「読売ADレポート」最新号の特集で、「マーケティング・リサーチの今」と題して3つの記事がアップされていました。(「今」というほど、今のことでもないですが・・・)
今回は、この記事の紹介&コメントを。
日産自動車市場情報室室長星野朝子氏のインタビュー記事です。
現場でマーケティング・リサーチを行ってきた人の言葉だけあって、納得できるものです。マーケティング・リサーチとはなんぞやという理解のためにも、ぜひ一読を。
いくつか、気になった発言を紹介しておきます。
(ネット調査は)あくまで、データベースとして使うための定量調査として行っています。
(定性調査は)調査結果から何かをわかろうとしてやっているというよりは、お客様に刺激をもらおうとしてやっていますね。

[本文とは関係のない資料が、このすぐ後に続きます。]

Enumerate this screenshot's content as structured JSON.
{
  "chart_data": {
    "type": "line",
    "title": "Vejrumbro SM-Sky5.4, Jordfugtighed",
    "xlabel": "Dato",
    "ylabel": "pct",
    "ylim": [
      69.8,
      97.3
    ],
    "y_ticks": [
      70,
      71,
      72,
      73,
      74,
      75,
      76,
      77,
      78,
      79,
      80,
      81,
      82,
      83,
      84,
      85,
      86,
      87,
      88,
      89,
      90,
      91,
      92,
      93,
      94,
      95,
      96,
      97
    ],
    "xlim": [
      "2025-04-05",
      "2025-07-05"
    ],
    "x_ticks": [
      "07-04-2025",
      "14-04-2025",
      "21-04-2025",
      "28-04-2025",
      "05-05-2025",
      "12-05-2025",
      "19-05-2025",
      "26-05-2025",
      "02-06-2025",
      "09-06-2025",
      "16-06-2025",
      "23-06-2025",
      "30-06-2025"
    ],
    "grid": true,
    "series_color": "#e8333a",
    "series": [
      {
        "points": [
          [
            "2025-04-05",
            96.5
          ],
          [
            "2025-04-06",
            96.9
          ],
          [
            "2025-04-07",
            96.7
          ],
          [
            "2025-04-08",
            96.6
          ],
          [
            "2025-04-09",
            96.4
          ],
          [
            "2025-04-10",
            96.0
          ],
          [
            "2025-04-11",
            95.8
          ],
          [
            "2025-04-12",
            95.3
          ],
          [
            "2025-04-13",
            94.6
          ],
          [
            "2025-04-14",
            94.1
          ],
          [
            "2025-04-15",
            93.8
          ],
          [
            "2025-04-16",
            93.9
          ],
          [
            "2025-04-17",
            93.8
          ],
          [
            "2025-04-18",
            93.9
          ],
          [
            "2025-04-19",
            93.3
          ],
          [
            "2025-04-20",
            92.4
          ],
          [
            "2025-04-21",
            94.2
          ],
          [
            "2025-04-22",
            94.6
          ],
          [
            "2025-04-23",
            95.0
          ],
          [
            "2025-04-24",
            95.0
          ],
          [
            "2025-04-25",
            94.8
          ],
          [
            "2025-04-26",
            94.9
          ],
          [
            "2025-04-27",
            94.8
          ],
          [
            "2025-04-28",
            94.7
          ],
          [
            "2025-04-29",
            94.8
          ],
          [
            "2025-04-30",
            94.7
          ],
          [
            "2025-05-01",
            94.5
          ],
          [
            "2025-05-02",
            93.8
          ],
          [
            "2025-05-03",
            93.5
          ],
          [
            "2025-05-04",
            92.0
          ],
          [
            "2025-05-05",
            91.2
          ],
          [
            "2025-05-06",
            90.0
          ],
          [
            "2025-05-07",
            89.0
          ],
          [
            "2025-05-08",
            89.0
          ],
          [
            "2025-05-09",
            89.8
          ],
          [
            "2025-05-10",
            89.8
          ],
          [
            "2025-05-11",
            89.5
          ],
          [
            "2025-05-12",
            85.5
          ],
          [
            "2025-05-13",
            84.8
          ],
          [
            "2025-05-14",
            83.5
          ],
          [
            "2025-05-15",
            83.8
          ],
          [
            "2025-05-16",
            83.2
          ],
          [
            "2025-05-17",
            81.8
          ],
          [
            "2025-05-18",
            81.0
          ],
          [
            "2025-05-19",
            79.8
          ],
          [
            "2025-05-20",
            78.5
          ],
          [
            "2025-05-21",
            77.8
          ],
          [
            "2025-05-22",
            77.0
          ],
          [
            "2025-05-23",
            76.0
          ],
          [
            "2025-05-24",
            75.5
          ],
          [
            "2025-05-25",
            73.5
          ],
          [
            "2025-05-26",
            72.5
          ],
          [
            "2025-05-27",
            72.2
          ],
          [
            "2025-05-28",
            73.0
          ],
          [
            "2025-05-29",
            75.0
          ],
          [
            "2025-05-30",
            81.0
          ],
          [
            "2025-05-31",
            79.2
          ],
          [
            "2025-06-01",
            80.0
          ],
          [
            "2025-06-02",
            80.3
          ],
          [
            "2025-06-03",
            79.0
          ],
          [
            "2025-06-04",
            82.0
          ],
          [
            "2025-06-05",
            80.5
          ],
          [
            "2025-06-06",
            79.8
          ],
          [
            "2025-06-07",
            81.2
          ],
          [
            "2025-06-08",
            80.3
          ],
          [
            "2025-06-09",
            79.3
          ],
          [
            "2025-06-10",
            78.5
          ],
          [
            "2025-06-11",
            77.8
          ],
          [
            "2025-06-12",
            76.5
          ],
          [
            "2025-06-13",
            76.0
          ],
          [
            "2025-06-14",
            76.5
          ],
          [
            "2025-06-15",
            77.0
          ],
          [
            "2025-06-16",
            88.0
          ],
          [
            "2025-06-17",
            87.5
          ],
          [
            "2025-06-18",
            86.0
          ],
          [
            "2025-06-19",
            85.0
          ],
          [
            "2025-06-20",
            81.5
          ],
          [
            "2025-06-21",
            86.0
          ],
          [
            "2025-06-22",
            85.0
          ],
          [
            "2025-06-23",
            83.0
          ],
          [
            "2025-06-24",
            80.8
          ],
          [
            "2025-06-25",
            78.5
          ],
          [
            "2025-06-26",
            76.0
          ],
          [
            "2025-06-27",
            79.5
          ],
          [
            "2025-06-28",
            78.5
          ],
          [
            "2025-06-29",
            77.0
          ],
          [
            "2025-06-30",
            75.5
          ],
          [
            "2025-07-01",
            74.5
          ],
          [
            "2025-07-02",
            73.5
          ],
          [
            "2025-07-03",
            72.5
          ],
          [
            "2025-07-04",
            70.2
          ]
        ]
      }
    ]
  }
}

調査は「自分を刺激する材料」だというのが、私の考えです。カスタマーオリエンテッドとは、カスタマーに答えを聞くことではなくて、自分がカスタマーになりきって発想することです。
いずれも、納得の発言です。
このような発言の背景も、本文でぜひ確認してください。
こちらは、個人的にはやや懐疑的。手法が懐疑的というのではなく、現実性の問題として懐疑的ということなのですが。
「傾向スコア」を適用するには、結局、正しくサンプリングされた対象データが必要となるわけで、そもそもそのようなデータを得ることができるのか?という問題が残されます。なので、記事の中でも、つぎのように指摘しています。
今後は欧米で行われているように、官公庁が行った調査データを一定の条件の下に民間でも利用できるようにすることが日本でも求められると思います。
確かに、官公庁はいまも「正しいサンプリングによる訪問調査」を実施していますので(回収率の問題はありますが・・・)、官公庁のデータを利用できれば実現可能性は高まるでしょう。ただ、マーケティング・リサーチにも適用したい補正項目が、官公庁調査でも取得できているということが前提になりますが。
そもそも、多くのマーケティング・リサーチでは補正はあまり必要ないというのもあります。ただ、記事で紹介されているビデオリサーチ社の「ACR調査」のような汎用性の高い実態・意識調査では、必要になるというのも理解できます。
これは、JMRA(日本マーケティング・リサーチ協会)で制定された「インターネット調査に関する品質保証ガイドライン」を元に、JMRAの委員の方が寄稿したものです。
オリジナルのガイドラインは、JMRAのHPでダウンロードすることができます(⇒こちら)。
「報告書に記載すべき」とされる項目を中心に、チェックポイントとしてまとめてられています。「べき論」としては、確かにこれらの項目を記載すべきだというのは正論だと思います。いずれも、データを読むベースとしては必要な情報ですので。
ただ、これらが実行されているかというと、ほとんどお目にかかったことがない。。。とくに、発信数や回収率などは、調査報告書としては不可欠だと思うのですが。
思うに、クライアント=リサーチユーザーの方も、なぜこれらが必要なのかということを理解できていないからだと思います(or 理解していたとしても、この点を突っ込んでも仕方がないと諦めているか?)。
なのでJMRAには、次回このような記事を書く機会がある場合は、ぜひ「なぜ」の部分を説明していただければと、期待しています。
(機会を見つけて、このblogでも取り上げたいとは思っていますが・・・)
以上、「読売ADリポート」の紹介でしたが、ぜひ、リンク先の原文を読んでいただき、マーケティング・リサーチについて考えていただきたいと思います。